Gov. Pat McCrory officially announced on Thursday afternoon plans for Vertex Rail Technologies to open a facility in Wilmington and hire more than 1,300 workers.
Salaries will average about $40,000 annually, according to Wilmington Business Development. Hiring is expected to begin in January, said Don Croteau, CEO of Vertex Rail, and at least 1,250 of the Wilmington facility's 1,342 employees "will come from this area."
The firm will invest $55 million to $60 million at the new plant to make technically advanced and safer rail cars, McCrory and Croteau said Thursday.
Vertex will move into the former Terex Crane
facilities at 202 Raleigh St., where Thursday's announcement came at an invitation-only event hosted by WBD at the 68-acre site.
Croteau said the company is leasing the facilities. The property was listed recently for sale on Loopnet for more than $9.5 million.
He said that although the buildings on the former Terex site are the right size and in the right location to make the rail cars, the economic development and government leaders helped the company make its final decision to come to Wilmington.

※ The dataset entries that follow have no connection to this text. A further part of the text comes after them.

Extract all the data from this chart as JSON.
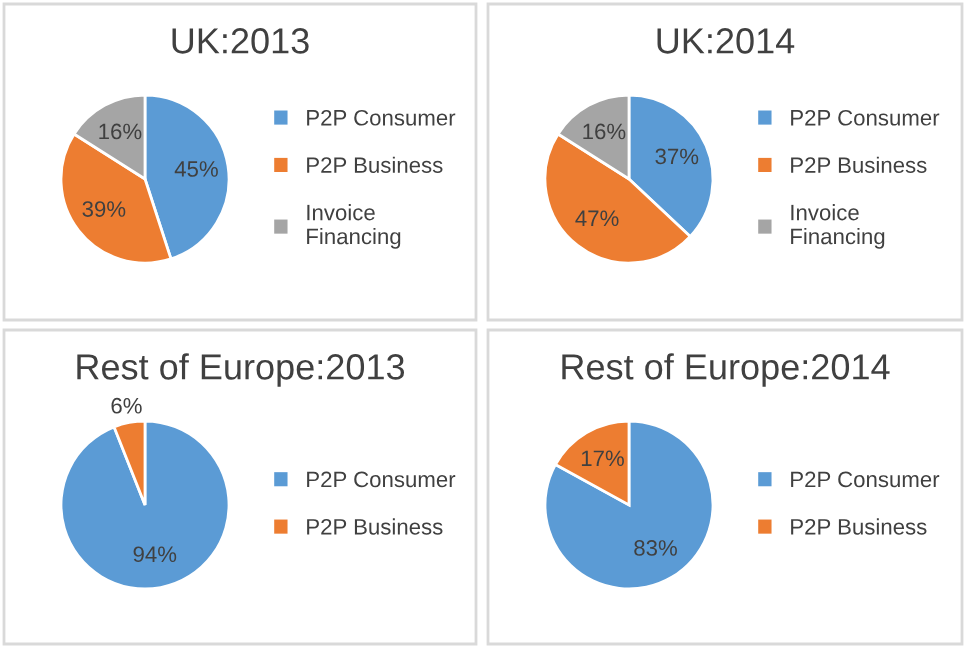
{
  "chart_data": [
    {
      "type": "pie",
      "title": "UK:2013",
      "categories": [
        "P2P Consumer",
        "P2P Business",
        "Invoice Financing"
      ],
      "values": [
        45,
        39,
        16
      ],
      "value_labels": [
        "45%",
        "39%",
        "16%"
      ],
      "colors": [
        "#5b9bd5",
        "#ed7d31",
        "#a5a5a5"
      ],
      "legend": "right"
    },
    {
      "type": "pie",
      "title": "UK:2014",
      "categories": [
        "P2P Consumer",
        "P2P Business",
        "Invoice Financing"
      ],
      "values": [
        37,
        47,
        16
      ],
      "value_labels": [
        "37%",
        "47%",
        "16%"
      ],
      "colors": [
        "#5b9bd5",
        "#ed7d31",
        "#a5a5a5"
      ],
      "legend": "right"
    },
    {
      "type": "pie",
      "title": "Rest of Europe:2013",
      "categories": [
        "P2P Consumer",
        "P2P Business"
      ],
      "values": [
        94,
        6
      ],
      "value_labels": [
        "94%",
        "6%"
      ],
      "colors": [
        "#5b9bd5",
        "#ed7d31"
      ],
      "legend": "right"
    },
    {
      "type": "pie",
      "title": "Rest of Europe:2014",
      "categories": [
        "P2P Consumer",
        "P2P Business"
      ],
      "values": [
        83,
        17
      ],
      "value_labels": [
        "83%",
        "17%"
      ],
      "colors": [
        "#5b9bd5",
        "#ed7d31"
      ],
      "legend": "right"
    }
  ]
}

"I think every company that's doing something of this size has to go through a fairly involved process. You have to look at the building, the surrounding area, access to the port, access to the street, access to rail. You have to look at the community in general and we had several states, let's just leave it at that, that offered us the opportunity to come there as well. But Wilmington has shone well over everyone else mostly because of the people we worked with over the last 10 months," Croteau said.
will spend the upcoming months refitting the building with the goal of making 1,400 cars in the first year of operation and ramping up to 4,500-5,000 cars a year.
In the coming years, McCrory said, the facility is expected to help replace 70,000 obsolete rail cars as new federal specifications are required.
"We're going to have the company right here in Wilmington to make that difference and meet that need in both safety and of the new federal requirements," he said.
If its projected number of employees are all hired, Vertex will be one of the top 10 largest employers in the Cape Fear region, according to a Greater Wilmington Business Journal survey of companies.
On Thursday, the governor said Vertex will help provide work for members of the military coming back from overseas.
"It is my hope that many of these ... workers will be military veterans, and I think that's one of the great selling points of Wilmington and North Carolina is that we have military personnel coming home from Afghanistan and Iraq, and there will be a major recruitment and effort to bring veterans to this plant," McCrory said.
Croteau said a facility ramp-up will take about three to four months, and facility approval about one to two months. The company wants to run two shifts a day, five days a week.
Workers will receive training at Cape Fear Community College, officials said Thursday. The first of several job fairs will be held from 10 a.m. to 1 p.m. Friday at CFCC's downtown campus in the Schwartz Center, 601 N. Front St. A community day will be held at the facility Dec. 6 to welcome members of the public, Croteau said.
Providing a picture of the demand for rail cars like the ones Vertex is planning to build, Croteau said the company's larger competitors have lengthy backlogs and in the past six to eight weeks Vertex has quoted $7 billion worth of the cars "and we haven't built any yet."
That backlog, fueled by the fact that 18 to 20 oil-well drilling permits are being issued every day and those permitholders will need cars to carry their products, has lent a sense of urgency to establishing Vertex's Wilmington facility.
"Our biggest goal was to get here and get going because we want to get to the market as fast as possible," Croteau said.
He said the company is not receiving any incentives and didn't need any because of all of the other attributes, from workforce and facilities to the people of the community, that made Wilmington attractive to Vertex.
"At the end of the day, the end of the fight, all the other things you offered, required infrastructure, support from the government, support from everyone -- the city, the state -- the people we can hire, the veterans -- everything you offered was so good, so strong, that the incentive issue really for us was very minor," Croteau said.
Tony Tata, secretary of the N.C. Department of Transportation, said the state will be making improvements to infrastructure that will help Vertex as well as studying additional needs in the area around Raleigh Street.
DOT and the N.C. Department of Commerce are contributing $305,000 from the Economic Development Fund for the restoration of the River Road crossing and signals, according to a governor's office news release on the Vertex announcement. Additionally, the rail division of DOT is contributing $200,000 from the Freight Rail & Rail Crossing Safety Improvement Fund to improve the rail spur. The release explains that the safety improvement fund receives money from dividends received by the state from the N.C. Railroad Company.